Но потом Тим задышал быстро-быстро, зажал рукой рот и так часто заморгал, что Коннеру показалось, что он вот-вот заплачет. А может, он и правда заплакал, просто в непроницаемой темноте Смоллвилля это было не очень заметно.
Так повторилось несколько вечеров подряд. Коннер даже почти поверил, что звёзды перебили потрясение от встречи с собственным персонажем, украли у него корону самого яркого воспоминания. Так резко и сильно поразили Тима реальностью, что он просто не мог с ними состязаться.
Конечно, со временем Тим перестал реагировать так восхищённо.

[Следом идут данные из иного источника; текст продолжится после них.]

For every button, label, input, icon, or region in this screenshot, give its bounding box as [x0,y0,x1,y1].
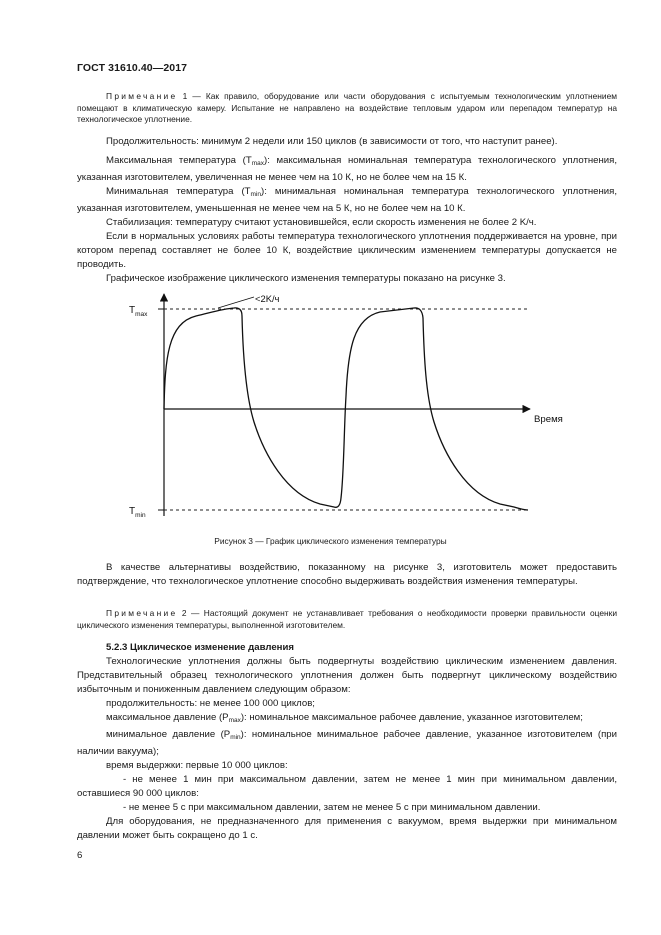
stabilization-paragraph: Стабилизация: температуру считают установившейся, если скорость изменения не более 2 K/ч. [106,217,537,228]
hold-time: время выдержки: первые 10 000 циклов: [106,760,288,771]
section-heading: 5.2.3 Циклическое изменение давления [106,642,294,653]
duration-paragraph: Продолжительность: минимум 2 недели или 150 циклов (в зависимости от того, что наступит ранее). [106,136,558,147]
note-1-text: 1 — Как правило, оборудование или части оборудования с испытуемым технологическим уплотнением помещают в климатическую камеру. Испытание не направлено на воздействие тепловым ударом или перепадом температур на технологическое уплотнение. [77,91,618,124]
section-intro: Технологические уплотнения должны быть подвергнуты воздействию циклическим изменением давления. Представительный образец технологического уплотнения должен быть подвергнут циклическому воздействию избыточным и пониженным давлением следующим образом: [77,656,617,695]
document-header: ГОСТ 31610.40—2017 [77,62,188,74]
note-1-label: Примечание [106,91,178,101]
note-2 [77,608,617,631]
tmin-label: $T_{min}$ [129,506,146,519]
temperature-cycle-chart [118,288,578,528]
tmin-paragraph: Минимальная температура $(T_{min})$: минимальная номинальная температура технологического уплотнения, указанная изготовителем, уменьшенная не менее чем на 5 К, но не более чем на 10 К. [77,186,617,214]
note-2-text: 2 — Настоящий документ не устанавливает требования о необходимости проверки правильности оценки циклического изменения температуры, выполненной изготовителем. [77,608,617,630]
tmax-paragraph: Максимальная температура $(T_{max})$: максимальная номинальная температура технологического уплотнения, указанная изготовителем, увеличенная не менее чем на 10 К, но не более чем на 15 К. [77,155,617,183]
rate-annotation: <2K/ч [255,293,280,304]
graph-reference-paragraph: Графическое изображение циклического изменения температуры показано на рисунке 3. [106,273,506,284]
pmax-paragraph: максимальное давление $(P_{max})$: номинальное максимальное рабочее давление, указанное изготовителем; [106,712,583,724]
x-axis-label: Время [534,414,563,425]
note-1 [77,91,617,126]
figure-caption: Рисунок 3 — График циклического изменения температуры [214,536,447,546]
normal-conditions-paragraph: Если в нормальных условиях работы температура технологического уплотнения поддерживается на уровне, при котором перепад составляет не более 10 К, воздействие циклическим изменением температуры допускается не проводить. [77,231,617,270]
section-5-2-3 [77,641,617,843]
temperature-paragraphs [77,135,617,286]
page-number: 6 [77,850,83,861]
pmin-paragraph: минимальное давление $(P_{min})$: номинальное минимальное рабочее давление, указанное изготовителем (при наличии вакуума); [77,729,617,757]
rate-annotation-line [218,297,254,308]
note-2-label: Примечание [106,608,178,618]
tmax-label: $T_{max}$ [129,305,148,318]
hold-bullet-1: - не менее 1 мин при максимальном давлении, затем не менее 1 мин при минимальном давлении, оставшиеся 90 000 циклов: [77,774,617,799]
alternative-paragraph: В качестве альтернативы воздействию, показанному на рисунке 3, изготовитель может предоставить подтверждение, что технологическое уплотнение способно выдерживать воздействия изменения температуры. [77,562,617,587]
hold-bullet-2: - не менее 5 с при максимальном давлении, затем не менее 5 с при минимальном давлении. [123,802,541,813]
pressure-duration: продолжительность: не менее 100 000 циклов; [106,698,315,709]
vacuum-paragraph: Для оборудования, не предназначенного для применения с вакуумом, время выдержки при минимальном давлении может быть сокращено до 1 с. [77,816,617,841]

Но всё равно каждую ночь Коннер видел, как взгляд его небесно-голубых глаз, таких светлых, словно они сами были звёздами, устремлялся вверх, к тёмно-тёмно-синему куполу, изрешечённому светом.
Было что-то очень трогательное в том, как этот человек, пытающийся казаться прожжённым циником, превращался в ребёнка, столкнувшись с миром, не изуродованным высотками, неоновыми вывесками и автомобильными пробками. Он был намного старше, чем Коннер, по опыту. На пару лет старше по возрасту. Но в такие моменты он становился совсем маленьким. И Коннер, кажется, влюблялся в него ещё сильнее.
В конце концов гипс сняли, Коннер совместно с па Кентом довёл до ума крышу и стал помогать с урожаем, а Тим почти закончил книгу. К тому времени кожа у него на лице уже обветрилась, мозоли на указательном и большом пальцах стали ещё заметнее, а жёлтые пятна от биди, наоборот, стёрлись.
И Коннер вдруг подумал, что, может быть, Тим и правда захочет остаться.
Он, пожалуй, обязательно спросит его. Как-нибудь ближе к осени.